Den Springerstiefeln entwachsen: Neonazis im Osten

Leipzig (dpa) - Die Fotos, die von den mutmaßlichen Rechtsterroristen Uwe Mundlos und Uwe Böhnhardt kursieren, zeigen das Klischee von ostdeutschen Neonazis: Junge Männer mit kurz geschorenen Haaren in Bomberjacken und Springerstiefeln.

Aber die Bilder sind alt, aufgenommen in den 1990er Jahren.

Inzwischen, da sind sich Sicherheitsbehörden und Opferberatungsstellen einig, treten die Rechten im Osten längst nicht mehr so plakativ auf. Sie sind den Springerstiefeln entwachsen.

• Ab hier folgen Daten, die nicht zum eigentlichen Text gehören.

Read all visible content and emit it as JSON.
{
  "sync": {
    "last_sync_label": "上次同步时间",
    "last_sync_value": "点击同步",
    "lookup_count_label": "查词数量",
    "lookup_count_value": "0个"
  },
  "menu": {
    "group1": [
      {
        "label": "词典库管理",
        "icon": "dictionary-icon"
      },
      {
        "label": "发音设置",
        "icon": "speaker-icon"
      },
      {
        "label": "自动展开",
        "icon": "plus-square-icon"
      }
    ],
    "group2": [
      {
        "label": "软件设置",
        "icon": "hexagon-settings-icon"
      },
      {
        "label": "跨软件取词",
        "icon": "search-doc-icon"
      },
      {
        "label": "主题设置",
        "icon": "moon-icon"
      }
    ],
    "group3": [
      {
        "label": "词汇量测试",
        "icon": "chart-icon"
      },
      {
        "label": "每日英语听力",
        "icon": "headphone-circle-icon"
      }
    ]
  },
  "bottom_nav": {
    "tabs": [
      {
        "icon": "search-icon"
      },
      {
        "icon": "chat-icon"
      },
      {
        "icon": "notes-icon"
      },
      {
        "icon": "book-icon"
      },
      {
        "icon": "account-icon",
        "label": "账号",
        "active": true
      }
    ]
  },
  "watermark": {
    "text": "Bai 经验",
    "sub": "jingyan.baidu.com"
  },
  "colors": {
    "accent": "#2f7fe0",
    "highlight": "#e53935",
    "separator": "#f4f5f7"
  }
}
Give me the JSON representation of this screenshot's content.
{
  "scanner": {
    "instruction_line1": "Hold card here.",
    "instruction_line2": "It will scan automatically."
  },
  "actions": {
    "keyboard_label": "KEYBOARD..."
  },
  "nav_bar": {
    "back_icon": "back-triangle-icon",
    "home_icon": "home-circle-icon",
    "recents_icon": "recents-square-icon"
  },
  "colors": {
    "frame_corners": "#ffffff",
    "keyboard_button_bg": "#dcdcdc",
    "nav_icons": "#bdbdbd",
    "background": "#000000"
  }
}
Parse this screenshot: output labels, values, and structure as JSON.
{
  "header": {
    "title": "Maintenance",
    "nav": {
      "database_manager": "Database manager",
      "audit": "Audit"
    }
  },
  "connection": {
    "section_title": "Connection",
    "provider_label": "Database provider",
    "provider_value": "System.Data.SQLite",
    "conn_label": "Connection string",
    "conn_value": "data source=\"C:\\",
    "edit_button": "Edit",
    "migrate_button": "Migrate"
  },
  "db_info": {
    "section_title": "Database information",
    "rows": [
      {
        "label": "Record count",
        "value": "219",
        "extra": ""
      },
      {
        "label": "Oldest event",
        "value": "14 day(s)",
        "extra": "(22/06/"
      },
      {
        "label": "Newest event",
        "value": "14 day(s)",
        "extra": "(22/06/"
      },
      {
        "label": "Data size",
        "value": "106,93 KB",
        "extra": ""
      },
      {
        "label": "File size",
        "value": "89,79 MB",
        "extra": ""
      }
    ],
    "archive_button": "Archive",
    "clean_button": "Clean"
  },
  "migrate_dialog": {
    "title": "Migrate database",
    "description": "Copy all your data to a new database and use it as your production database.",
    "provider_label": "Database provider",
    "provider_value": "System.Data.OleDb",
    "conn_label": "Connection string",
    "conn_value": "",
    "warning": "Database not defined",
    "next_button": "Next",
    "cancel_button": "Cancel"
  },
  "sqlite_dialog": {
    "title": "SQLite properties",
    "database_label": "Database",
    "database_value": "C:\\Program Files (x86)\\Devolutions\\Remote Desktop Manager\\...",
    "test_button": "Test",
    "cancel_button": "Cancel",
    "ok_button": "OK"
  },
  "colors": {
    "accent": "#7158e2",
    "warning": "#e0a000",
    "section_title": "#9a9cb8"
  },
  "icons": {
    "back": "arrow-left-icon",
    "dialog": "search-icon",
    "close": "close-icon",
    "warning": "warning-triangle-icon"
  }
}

In zahlreichen Kommunalparlamenten sind NPD-Leute vertreten. Szene-Beobachter Danilo Starosta vom Kulturbüro Sachsen sagt: „Sie werden den Trainer finden, der für die NPD und die freien Kräfte arbeitet. Sie werden den Jugendfeuerwehrwart finden, der für die NPD und die freien Kräfte arbeitet.“ In Mecklenburg-Vorpommern und Sachsen sitzt die rechtsextreme NPD in den Landtagen. Ihre Spitzenfunktionäre, Holger Apfel und Udo Pastörs, stammen aus dem Westen. Ihre rechte politische Heimat - und die nötigen Wähler - fanden sie im Osten.

Eine Akzeptanz für rechte Ideen sei in Teilen der Bevölkerung gegeben, meint Pascal Begrich, Geschäftsführer des Magdeburger Vereins Miteinander - Netzwerk für Demokratie in Sachsen-Anhalt. „Eine große Minderheit teilt Einstellungen, wie sie in der rechtsextremistischen Szene vorkommen.“

Trotzdem, sagt der frühere Regierungssprecher Uwe-Karsten Heye, sei Rechtsextremismus kein typisch ostdeutsches Phänomen. Heye ist der Vorsitzende der Initiative „Gesicht zeigen!“, die sich gegen Fremdenfeindlichkeit einsetzt. NPD, Republikaner und DVU seien „Blüten aus dem braunen Sumpf des Westens“, sagt Heye. „Von daher gibt es keinerlei Grund, einseitig in Richtung Osten zu schauen.“ Hier wie dort gebe es wachsende Minderheiten, bei denen extremistische Ideen auf offene Ohren stoßen. „Es ist auch ein soziales Problem“, betont Heye.

Der Neonazi-Szene in Ostdeutschland werden aktuell rund 7660 Anhänger zugeordnet. Das geht aus den Verfassungsschutzberichten der fünf Länder ohne Berlin hervor. Wie viele der Rechtsradikalen auch gewaltbereit sind, darüber gibt es nur Schätzungen. Nach Angaben der Beratungsstellen gegen Rechtsextremismus in Sachsen, Sachsen-Anhalt und Thüringen ist von weit mehr als 2000 Gewaltbereiten in den drei Ländern auszugehen. Es gebe eine „verfestigte militante rechtsextremistische Szene“, sagt David Begrich, der ebenfalls im Verein Miteinander arbeitet.

Beobachter sind sich sicher, dass die Übergänge zwischen dem scheinbar bürgerlichen Aushängeschild NPD und den radikalen „freien Kräften“ fließend sind. Danilo Starosta nennt als jüngsten Beleg ein Konzert mit Michael „Lunikoff“ Regener, zu dem am vergangenen Wochenende 1300 rechte Anhänger in ein Dorf in der Oberlausitz gekommen seien. Regener, früher Sänger der verbotenen Band Landser, sei NPD-Mitglied. Die Kneipe, in der das Treffen stattfand, gehöre einem NPD-Mann. „Natürlich weiß Holger Apfel, wer in seinen Reihen aktiv ist.“

Nicht die Flagge, unter der die Rechten segeln, sei entscheidend, sagt Szene-Kenner David Begrich. Es gebe - in Ost und West - Menschen, die seit Jahrzehnten nichts anderes seien als rechtsextrem. Mal gehören sie, wie Mundlos und Böhnhardt, zum „Thüringer Heimatschutz“, mal machen sie in der NPD Karriere. Der kürzlich zum NPD-Bundeschef gekürte Apfel selbst verhehlt nicht, dass die NPD mit den freien Kräften weiter „konstruktiv zusammenarbeiten wird“, auch im Sinne der „Nachwuchsrekrutierung“. Mecklenburg-Vorpommerns NPD-Fraktionschef Udo Pastörs spricht sogar ganz deutlich von freien Kräften, „auf die wir nicht verzichten wollen und können“.